At October 30, 2010 at 1:09 AM , Blogger Shell said...

I think you already know that I have been struggling with this, too.

I hope that you can find that balance.

 
At October 30, 2010 at 7:17 AM , Blogger Jessica said...

You never know when something you might just feel like you're blabbing about is a help to someone else.

Hope to hear more from you soon!

 
At October 30, 2010 at 10:19 AM , Blogger cooperl788 said...

I know what you mean. I went through this a few months ago. I woke up one day and realized that I didn't care if I ever had 1 more follower. I only wanted to read the blogs that I liked, so I was only going to follow blogs that I actually wanted to read. And I wanted my readers to be that kind of reader too. Since then, I've found it SO much more fun to blog again.

 
At October 30, 2010 at 10:49 AM , Blogger Sara said...

Aaaghh. I feel your frustration. I have the time to blog endlessly, follow endlessly, and comment all I want. BUT it won't always be that way and sometimes I wonder if I should get out and do more in real life, lol.

Lately, I've had stories to tell, and I can start them in my head, but nothing comes out. I want my blog to be more meaningful, but I'm struggling.

I hope you find a balance, and I hope that you keep writing, even if you never answer another comment, or only post once a week. I heart you!!

 
At October 30, 2010 at 11:59 AM , Blogger Dawn said...

I've been there...I really had to take a breather and remember why I started blogging to begin with and stay true to self.
Your banana bread looks wonderful!

 
At October 30, 2010 at 2:56 PM , Blogger Jenn said...

Trust me...I know exactly what you mean. Hope you find the balance you are looking for! :)

 
At October 31, 2010 at 2:57 AM , Blogger Heather Pranitis said...

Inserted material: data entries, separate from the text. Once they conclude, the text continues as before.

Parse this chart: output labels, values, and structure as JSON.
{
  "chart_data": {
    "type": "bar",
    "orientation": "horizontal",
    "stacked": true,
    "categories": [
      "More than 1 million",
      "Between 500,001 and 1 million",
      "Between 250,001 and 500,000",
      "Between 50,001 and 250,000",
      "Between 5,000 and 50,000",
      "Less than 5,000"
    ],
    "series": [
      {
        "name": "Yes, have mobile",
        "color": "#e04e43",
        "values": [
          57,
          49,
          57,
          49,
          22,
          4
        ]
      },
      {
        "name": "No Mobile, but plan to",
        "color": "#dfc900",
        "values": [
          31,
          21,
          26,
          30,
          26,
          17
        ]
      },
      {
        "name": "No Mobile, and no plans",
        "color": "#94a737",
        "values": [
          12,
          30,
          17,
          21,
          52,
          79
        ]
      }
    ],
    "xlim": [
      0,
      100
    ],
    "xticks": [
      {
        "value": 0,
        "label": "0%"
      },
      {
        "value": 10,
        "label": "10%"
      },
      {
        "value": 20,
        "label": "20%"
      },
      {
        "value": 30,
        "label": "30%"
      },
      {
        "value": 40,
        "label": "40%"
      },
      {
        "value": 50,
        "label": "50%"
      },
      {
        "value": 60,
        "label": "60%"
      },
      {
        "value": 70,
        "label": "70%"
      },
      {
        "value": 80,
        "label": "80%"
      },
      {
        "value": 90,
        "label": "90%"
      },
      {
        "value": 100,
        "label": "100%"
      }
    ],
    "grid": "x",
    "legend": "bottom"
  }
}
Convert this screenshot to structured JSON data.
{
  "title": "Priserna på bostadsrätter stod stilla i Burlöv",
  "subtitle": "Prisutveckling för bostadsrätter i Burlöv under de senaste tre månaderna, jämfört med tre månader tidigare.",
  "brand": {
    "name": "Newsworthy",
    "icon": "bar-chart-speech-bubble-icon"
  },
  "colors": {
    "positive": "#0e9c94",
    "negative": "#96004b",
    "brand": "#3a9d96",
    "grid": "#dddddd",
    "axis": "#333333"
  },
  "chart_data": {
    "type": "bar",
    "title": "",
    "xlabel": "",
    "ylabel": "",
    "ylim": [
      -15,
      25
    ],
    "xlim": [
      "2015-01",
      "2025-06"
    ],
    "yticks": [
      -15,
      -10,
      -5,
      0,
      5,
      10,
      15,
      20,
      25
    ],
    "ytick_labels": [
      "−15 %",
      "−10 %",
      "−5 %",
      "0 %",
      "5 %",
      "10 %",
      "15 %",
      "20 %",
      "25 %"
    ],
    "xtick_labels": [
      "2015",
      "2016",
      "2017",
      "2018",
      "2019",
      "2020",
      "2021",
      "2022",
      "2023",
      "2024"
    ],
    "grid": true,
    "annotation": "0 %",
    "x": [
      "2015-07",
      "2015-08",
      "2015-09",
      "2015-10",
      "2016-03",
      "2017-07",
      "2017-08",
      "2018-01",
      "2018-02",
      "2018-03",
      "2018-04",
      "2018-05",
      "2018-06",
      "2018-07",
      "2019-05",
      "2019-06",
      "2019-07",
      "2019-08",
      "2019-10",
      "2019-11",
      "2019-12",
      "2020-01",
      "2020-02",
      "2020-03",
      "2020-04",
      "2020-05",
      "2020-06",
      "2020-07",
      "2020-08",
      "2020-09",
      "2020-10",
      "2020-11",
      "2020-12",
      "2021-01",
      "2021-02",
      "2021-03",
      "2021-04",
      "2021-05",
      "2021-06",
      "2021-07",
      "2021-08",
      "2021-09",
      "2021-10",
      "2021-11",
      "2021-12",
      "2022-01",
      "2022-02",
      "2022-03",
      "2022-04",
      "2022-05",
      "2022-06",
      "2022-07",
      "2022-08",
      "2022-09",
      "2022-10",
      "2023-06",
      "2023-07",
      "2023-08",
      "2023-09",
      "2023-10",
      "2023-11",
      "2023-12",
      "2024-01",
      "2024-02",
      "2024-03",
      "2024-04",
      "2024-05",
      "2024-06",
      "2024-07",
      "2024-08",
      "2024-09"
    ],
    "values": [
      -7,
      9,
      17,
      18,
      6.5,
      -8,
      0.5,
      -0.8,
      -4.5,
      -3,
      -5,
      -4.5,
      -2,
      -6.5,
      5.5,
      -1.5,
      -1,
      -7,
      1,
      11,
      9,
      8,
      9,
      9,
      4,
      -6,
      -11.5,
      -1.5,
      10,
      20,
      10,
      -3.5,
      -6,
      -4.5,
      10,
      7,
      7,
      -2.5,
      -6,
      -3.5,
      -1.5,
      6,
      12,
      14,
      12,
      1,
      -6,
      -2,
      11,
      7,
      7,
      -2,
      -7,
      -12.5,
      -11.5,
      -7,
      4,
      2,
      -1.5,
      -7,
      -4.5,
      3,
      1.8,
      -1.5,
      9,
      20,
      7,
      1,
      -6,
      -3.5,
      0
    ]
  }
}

This comment has been removed by the author.

 
At October 31, 2010 at 2:59 AM , Blogger Heather Pranitis said...

Sometimes we need a breather. I picked up this cool little book a few weeks after I started my blog - for days I am stuck: The Pocket Muse by Monica Wood. It will be added to a few stockings this Christmas - to the writer's in my life. However, it seems as though the baking helped?